De soslaio, viu o medo no olhar de um dos guerreiros. O rapaz tremia, enquanto vestia sua armadura pesada, cheia de lanças e espinhos. O escudo gigantesco em suas costas denunciava: este não era feito para a batalha. Ele deveria proteger os companheiros, não ser enviado à morte. Um rapaz novo, e sem experiência. Viu o brasão de clã em sua mão direita, e entendeu tudo.

Ofereceu-lhe algumas magias de proteção, e chegando perto, disse em seu ouvido:

- Você não precisa lutar. O que deve fazer é viver, treinar muito e não se render aos outros.

Os olhos do rapaz cruzaram com os dela. Olhos dourados, íris triangular. Um nevarano. Num sinal rápido, Tammy e Crowpar se entenderam.

Crowpar dominou o rapaz assustado em segundos. Não era um mero gerente de armazém; o passado dele era obscuro. O pouco que se sabia era que iniciou sua estalagem após retirar-se da nação Procyon. Mas suas cicatrizes e o corpanzil denunciavam um grande guerreiro caído.

Sempre que encontrava nevaranos jovens, Crowpar os impedia de lutar. Fosse por força, ou diálogo. Nisso, ele e Tammy se entendiam. Enquanto os terráqueos se multiplicavam feito capim-aurora, os nevaranos minguavam.

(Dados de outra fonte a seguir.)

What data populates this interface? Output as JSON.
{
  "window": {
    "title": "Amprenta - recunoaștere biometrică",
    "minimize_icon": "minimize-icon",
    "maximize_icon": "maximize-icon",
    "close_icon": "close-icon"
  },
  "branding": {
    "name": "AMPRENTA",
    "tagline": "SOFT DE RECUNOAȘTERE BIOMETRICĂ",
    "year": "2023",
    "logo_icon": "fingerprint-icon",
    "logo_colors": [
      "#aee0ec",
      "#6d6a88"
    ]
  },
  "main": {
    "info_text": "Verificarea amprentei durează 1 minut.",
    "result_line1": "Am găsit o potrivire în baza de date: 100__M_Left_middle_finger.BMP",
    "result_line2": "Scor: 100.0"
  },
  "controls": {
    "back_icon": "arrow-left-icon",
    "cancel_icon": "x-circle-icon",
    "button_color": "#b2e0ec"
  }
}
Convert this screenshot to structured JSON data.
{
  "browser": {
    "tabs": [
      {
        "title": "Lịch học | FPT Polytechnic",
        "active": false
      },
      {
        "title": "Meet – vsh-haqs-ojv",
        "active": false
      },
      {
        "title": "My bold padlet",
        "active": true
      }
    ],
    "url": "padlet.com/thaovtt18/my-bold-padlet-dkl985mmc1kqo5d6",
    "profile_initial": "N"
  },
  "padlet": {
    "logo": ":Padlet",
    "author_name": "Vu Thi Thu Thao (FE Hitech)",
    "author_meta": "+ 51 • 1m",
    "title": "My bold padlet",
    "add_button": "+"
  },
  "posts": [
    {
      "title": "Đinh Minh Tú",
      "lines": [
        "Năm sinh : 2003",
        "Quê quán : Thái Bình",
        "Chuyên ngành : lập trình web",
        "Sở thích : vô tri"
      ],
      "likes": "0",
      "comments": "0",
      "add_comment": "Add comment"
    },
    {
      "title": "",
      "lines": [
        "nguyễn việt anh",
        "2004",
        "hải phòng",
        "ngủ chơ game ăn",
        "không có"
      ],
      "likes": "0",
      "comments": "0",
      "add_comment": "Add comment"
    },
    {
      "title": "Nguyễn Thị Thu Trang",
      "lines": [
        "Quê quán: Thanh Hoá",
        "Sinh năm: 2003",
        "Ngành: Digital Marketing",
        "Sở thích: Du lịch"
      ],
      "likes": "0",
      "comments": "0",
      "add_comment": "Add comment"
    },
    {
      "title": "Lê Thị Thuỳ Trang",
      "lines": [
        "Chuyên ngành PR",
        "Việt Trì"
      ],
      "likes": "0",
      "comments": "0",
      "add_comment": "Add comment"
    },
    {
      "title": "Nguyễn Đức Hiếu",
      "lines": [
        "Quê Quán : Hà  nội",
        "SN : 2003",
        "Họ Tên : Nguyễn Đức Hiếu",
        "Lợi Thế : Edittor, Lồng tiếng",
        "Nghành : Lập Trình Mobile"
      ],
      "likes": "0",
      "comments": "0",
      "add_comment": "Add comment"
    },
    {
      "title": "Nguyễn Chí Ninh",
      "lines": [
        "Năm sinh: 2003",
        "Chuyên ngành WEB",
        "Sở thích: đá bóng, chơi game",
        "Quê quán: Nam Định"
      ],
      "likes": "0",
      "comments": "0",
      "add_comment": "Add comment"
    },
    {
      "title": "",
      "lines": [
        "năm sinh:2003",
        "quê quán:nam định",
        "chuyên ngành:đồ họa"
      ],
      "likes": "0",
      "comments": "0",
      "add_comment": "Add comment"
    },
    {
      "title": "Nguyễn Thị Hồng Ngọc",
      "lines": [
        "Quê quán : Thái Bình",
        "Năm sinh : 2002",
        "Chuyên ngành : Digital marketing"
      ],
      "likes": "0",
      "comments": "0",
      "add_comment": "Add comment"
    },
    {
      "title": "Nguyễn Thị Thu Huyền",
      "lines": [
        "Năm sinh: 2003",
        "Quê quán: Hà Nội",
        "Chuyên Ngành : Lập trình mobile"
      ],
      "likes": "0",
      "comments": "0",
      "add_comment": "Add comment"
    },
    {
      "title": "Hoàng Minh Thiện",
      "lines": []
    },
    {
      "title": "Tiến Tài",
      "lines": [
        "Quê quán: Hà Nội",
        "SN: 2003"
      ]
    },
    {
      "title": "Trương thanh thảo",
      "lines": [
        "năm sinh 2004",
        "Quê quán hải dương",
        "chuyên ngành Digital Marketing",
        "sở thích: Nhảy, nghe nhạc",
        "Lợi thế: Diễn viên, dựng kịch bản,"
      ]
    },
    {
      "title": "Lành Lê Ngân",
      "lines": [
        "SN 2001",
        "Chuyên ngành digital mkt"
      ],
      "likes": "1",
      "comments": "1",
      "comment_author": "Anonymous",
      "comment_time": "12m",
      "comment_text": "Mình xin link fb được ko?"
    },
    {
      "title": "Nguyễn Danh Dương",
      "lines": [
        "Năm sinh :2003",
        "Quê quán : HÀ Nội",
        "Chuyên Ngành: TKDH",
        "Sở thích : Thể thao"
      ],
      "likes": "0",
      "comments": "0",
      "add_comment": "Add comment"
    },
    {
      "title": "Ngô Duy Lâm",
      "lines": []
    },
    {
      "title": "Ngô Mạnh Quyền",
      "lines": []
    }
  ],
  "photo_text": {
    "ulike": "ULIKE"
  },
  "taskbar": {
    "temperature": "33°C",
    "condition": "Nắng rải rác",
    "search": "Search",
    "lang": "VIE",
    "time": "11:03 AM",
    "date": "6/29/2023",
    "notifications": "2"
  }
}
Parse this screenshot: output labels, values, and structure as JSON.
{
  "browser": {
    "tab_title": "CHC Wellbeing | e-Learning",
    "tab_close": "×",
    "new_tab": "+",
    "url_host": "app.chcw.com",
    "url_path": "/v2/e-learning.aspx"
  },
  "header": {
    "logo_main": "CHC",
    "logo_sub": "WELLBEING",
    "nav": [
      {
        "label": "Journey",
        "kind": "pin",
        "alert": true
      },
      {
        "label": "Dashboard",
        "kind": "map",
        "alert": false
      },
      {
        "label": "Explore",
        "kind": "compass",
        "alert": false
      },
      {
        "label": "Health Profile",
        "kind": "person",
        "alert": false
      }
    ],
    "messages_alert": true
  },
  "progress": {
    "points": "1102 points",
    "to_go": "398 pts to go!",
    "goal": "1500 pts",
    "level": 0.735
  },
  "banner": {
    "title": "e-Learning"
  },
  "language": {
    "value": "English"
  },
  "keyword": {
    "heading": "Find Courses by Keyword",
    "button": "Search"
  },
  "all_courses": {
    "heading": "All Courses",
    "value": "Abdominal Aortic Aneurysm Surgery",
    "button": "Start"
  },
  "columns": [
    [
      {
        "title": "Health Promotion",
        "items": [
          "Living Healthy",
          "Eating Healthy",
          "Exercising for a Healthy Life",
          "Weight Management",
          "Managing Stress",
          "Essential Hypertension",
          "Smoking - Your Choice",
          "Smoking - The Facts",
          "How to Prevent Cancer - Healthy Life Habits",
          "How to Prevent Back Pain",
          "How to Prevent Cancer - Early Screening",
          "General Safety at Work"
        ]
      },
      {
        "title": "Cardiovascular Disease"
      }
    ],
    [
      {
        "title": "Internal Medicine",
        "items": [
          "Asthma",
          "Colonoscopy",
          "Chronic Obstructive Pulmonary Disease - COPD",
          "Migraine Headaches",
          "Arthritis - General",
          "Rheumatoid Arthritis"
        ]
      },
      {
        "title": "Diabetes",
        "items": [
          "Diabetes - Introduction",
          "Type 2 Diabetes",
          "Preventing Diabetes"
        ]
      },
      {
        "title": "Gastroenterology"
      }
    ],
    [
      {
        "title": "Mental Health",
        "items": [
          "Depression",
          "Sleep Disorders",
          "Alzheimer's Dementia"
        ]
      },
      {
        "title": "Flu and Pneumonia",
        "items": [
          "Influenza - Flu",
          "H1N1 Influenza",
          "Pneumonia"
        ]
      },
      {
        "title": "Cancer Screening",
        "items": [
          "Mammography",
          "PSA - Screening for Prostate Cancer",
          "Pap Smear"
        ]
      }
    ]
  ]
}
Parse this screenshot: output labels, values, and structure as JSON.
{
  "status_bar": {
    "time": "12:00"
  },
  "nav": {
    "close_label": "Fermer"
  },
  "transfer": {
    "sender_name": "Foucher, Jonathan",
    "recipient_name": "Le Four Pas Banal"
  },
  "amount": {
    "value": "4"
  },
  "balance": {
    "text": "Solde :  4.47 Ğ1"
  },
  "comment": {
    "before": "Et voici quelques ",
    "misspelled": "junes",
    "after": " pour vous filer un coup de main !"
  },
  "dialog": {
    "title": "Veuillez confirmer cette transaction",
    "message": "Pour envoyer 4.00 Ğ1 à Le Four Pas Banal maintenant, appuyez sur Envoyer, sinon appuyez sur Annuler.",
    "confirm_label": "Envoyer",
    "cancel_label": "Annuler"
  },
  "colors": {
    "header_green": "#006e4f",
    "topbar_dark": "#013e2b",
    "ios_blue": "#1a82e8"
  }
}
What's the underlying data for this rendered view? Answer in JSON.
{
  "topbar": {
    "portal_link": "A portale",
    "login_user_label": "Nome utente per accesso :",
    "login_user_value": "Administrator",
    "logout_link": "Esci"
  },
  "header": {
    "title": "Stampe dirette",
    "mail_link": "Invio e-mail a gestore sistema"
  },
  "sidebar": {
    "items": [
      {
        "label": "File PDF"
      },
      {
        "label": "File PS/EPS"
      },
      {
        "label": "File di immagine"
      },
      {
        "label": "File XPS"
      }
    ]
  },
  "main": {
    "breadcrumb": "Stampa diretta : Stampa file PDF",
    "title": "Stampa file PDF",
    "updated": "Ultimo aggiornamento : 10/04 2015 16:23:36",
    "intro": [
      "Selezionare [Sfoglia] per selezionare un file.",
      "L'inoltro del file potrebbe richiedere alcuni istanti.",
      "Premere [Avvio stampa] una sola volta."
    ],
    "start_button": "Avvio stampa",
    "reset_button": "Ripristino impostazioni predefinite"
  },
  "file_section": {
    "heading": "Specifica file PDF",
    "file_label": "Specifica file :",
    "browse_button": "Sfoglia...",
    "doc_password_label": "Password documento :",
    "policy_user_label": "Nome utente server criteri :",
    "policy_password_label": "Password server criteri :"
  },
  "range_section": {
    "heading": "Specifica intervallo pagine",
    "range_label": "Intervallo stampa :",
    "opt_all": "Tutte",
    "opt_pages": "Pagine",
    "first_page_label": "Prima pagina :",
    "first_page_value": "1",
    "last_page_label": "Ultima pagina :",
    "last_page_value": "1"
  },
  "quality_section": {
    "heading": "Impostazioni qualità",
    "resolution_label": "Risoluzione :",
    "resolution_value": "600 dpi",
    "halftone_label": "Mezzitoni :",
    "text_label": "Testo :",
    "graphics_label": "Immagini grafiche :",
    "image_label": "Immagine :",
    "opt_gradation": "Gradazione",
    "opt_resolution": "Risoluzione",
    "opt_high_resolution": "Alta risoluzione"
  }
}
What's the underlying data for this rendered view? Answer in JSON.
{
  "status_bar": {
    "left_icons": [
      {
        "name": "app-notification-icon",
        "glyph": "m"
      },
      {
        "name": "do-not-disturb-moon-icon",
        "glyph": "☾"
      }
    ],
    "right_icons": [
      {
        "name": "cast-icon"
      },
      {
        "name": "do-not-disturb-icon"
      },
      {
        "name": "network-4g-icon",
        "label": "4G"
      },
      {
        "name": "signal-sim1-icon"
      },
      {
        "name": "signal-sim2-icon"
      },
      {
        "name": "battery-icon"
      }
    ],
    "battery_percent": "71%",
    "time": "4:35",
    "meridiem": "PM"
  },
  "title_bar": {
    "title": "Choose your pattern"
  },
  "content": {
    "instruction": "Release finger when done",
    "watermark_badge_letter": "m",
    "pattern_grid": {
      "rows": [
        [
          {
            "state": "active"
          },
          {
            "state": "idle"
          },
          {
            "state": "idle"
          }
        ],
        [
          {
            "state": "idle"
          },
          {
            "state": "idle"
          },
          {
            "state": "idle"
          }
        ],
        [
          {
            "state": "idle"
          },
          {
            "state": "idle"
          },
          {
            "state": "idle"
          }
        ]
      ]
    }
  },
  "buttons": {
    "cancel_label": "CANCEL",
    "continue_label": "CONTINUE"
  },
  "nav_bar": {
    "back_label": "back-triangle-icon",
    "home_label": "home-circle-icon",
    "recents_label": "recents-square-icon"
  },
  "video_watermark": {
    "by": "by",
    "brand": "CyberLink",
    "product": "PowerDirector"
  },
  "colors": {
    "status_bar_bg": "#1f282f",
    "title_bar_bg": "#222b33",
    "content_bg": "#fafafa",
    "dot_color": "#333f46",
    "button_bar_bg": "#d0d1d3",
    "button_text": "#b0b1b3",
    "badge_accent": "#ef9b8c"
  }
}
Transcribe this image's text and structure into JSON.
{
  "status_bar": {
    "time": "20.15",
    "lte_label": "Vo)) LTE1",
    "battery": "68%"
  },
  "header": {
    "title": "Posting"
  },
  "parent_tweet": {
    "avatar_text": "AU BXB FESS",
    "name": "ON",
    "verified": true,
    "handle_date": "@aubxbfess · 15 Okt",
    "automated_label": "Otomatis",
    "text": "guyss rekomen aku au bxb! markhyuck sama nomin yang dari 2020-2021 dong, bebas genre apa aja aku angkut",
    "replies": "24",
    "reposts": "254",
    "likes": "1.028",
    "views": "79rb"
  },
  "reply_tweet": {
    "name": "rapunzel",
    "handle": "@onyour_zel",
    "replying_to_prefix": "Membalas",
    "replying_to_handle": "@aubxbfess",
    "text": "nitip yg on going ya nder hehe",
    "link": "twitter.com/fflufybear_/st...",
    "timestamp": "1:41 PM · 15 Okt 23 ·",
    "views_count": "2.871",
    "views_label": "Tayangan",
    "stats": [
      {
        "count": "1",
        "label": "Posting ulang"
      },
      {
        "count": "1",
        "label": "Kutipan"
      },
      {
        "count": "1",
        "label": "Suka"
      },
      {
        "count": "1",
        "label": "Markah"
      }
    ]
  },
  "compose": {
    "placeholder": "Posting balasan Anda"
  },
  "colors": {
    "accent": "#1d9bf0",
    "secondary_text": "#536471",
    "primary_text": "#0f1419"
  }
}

- Veja, Aniark já está pedindo água contra os Sentinelas. É melhor ir.

Tammy desceu as escadas como um raio, rumo ao portão sul de Ruina. Era dali que vinha o cheiro de metal, e de carne queimada. E o vulto colossal formado à frente não deixava dúvidas: era hora de matar um Escavador. Ou morrer tentando.